Ушла Клава, видимо, огорченная: может, окинула взглядом свою неудачную жизнь, и горькая тоска ворохнулась на сердце…
Было ядреное, ясное утро, какие часто перепадают в марте после прокованных крепким морозом ночей. Стеклянно-студеный воздух еще не обогрелся, и тянуло над замерзшей землей острым свежим холодком. Только на припеке уже отмякла земелька, и дерево, и озимая травка зазеленели молодо, свежо; откуда-то взялся и деловито полз по вытаявшей прогалинке черный жук-долгоносик, похожий на мужика-работника в черной дубленой шубе, туго-натуго перетянутый в поясе ремнем. И оттого, что свежа травка и уже каким-то весенним заботным делом занят жук, к оттого, что схваченная морозом дорога с самого утра притаивала, молодое чувство весны и обновления охватило душу Алексея властно, и крепко.

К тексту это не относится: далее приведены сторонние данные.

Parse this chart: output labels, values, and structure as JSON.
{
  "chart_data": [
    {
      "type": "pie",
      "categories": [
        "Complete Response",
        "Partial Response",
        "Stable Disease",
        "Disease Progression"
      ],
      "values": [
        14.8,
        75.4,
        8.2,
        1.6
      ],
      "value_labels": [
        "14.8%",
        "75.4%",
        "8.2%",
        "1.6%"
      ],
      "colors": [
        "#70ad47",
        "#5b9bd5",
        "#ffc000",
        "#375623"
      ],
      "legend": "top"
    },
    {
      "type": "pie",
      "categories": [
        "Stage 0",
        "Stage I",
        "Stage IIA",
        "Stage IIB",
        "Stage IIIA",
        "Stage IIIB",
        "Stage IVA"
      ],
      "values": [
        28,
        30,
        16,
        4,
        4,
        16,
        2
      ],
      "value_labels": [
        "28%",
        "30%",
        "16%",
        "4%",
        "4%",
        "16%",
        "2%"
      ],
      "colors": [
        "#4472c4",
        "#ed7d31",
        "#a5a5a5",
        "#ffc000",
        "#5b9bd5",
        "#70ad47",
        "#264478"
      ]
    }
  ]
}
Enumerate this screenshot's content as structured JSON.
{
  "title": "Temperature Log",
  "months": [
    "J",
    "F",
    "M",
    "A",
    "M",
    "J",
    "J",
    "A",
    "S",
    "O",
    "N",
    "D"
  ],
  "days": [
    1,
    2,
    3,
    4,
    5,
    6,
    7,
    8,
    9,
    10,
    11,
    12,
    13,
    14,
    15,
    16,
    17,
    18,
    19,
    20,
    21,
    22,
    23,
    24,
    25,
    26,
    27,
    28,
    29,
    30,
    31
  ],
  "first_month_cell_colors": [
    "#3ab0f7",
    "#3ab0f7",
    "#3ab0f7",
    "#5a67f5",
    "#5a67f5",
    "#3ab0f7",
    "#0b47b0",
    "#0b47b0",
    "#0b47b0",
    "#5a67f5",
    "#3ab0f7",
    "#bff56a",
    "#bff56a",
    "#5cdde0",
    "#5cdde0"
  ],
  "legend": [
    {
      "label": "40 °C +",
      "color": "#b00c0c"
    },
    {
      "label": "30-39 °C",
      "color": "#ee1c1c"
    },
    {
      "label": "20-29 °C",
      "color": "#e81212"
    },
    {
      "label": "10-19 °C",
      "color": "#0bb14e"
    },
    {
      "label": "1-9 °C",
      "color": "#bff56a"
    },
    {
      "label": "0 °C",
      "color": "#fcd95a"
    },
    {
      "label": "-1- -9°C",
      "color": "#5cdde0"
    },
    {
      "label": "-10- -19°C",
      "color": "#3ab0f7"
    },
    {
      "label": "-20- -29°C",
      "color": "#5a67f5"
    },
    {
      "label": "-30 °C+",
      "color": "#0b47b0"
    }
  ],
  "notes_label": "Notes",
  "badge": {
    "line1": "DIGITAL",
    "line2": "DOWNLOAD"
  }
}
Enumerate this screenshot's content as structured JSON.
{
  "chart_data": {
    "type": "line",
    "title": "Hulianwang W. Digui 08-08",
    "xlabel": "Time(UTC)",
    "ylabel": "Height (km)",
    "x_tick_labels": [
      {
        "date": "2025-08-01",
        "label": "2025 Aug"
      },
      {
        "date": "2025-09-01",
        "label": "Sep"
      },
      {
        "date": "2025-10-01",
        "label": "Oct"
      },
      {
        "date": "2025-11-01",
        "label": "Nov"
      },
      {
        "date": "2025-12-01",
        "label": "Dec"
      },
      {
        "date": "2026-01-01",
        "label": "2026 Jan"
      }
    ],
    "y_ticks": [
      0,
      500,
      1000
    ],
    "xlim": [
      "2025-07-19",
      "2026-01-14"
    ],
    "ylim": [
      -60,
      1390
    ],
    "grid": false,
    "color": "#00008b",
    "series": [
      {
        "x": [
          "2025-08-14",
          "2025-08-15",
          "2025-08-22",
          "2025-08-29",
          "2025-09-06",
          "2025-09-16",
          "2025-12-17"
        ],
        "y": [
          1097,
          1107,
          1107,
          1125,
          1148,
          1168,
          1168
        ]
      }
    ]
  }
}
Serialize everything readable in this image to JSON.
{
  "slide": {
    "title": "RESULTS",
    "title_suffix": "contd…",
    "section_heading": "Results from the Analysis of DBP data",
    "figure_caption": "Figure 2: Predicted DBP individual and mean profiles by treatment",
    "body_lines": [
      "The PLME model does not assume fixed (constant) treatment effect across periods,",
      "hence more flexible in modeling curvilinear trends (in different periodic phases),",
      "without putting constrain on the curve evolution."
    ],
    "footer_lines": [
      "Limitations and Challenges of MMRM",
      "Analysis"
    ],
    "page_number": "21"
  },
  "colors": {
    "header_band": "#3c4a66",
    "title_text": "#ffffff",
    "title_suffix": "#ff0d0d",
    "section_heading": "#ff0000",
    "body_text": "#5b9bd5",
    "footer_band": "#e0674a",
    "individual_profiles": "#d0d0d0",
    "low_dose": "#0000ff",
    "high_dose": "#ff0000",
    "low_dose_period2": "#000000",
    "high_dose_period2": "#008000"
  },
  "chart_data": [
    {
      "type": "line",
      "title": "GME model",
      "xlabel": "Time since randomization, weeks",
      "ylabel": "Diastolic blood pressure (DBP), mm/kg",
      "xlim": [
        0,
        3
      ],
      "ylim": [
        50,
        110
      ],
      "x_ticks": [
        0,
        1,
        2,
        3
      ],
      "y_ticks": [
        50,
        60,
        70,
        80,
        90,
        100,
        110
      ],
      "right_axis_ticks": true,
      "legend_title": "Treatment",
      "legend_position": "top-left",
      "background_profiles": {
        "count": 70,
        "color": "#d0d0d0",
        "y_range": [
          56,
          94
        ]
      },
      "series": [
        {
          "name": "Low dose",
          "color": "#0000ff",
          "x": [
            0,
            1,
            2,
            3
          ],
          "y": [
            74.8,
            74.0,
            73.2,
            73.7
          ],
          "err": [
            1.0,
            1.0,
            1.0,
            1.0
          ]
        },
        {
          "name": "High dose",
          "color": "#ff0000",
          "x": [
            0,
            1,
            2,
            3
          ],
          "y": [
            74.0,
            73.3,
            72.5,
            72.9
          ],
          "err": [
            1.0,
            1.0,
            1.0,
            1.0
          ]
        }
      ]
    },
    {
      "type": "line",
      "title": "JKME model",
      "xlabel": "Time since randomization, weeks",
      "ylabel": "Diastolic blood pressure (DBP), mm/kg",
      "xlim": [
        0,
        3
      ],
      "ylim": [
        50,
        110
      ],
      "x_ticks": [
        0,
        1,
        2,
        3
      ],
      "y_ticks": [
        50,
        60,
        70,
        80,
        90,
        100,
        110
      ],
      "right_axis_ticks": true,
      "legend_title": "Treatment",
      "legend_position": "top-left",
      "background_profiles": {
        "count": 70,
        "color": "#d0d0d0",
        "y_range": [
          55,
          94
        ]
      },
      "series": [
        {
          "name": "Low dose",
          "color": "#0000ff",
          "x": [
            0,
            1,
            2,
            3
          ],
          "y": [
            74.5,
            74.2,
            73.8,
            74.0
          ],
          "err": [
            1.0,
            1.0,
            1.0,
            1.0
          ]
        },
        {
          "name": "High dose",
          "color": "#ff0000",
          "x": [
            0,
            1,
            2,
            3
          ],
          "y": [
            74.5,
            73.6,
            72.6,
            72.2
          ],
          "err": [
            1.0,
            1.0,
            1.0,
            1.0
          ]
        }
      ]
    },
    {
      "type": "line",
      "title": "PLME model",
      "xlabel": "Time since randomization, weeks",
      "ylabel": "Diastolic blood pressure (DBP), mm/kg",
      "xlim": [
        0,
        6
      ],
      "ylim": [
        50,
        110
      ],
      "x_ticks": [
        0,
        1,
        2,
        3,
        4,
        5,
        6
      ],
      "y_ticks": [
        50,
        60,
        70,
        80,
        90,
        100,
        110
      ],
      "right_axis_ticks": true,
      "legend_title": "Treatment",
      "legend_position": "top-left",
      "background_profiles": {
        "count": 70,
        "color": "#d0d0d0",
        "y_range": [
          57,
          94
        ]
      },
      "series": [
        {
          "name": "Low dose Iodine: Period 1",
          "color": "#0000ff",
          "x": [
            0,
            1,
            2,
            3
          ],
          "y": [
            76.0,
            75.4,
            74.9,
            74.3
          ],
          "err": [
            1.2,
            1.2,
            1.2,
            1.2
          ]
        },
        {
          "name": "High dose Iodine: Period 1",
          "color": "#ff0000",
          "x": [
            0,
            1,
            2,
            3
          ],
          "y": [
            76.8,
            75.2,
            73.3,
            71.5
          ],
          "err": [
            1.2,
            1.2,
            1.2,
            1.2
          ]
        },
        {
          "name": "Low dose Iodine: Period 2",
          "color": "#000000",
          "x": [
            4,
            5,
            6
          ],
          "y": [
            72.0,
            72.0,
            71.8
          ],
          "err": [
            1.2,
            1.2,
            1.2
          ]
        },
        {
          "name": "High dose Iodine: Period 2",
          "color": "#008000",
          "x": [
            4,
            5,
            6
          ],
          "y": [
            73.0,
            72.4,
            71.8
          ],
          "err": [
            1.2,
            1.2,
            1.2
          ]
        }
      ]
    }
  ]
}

Чтобы освежить голову после выпитого и уже только потом идти в правление, Алексей через огород вышел на берег Кулима и долго и жадно оглядывал родные места. С реки тянуло мокрым снегом и обветренной глиной обнаженных крутояров. На той стороне, высвеченный солнцем, густо чернел сосняк заказника, а там, где проглядывалась пустота, где розовел на молодом ветру осинник, голые — белым-белы, как первый снег, — стояли березы. На реке, против огорода Тяпочкина, обтаяв и осев чуть не до льда, валялись дровни, и то, что дровни валялись и на головке их уже не было связи, совсем убеждало, что зиме пришел конец.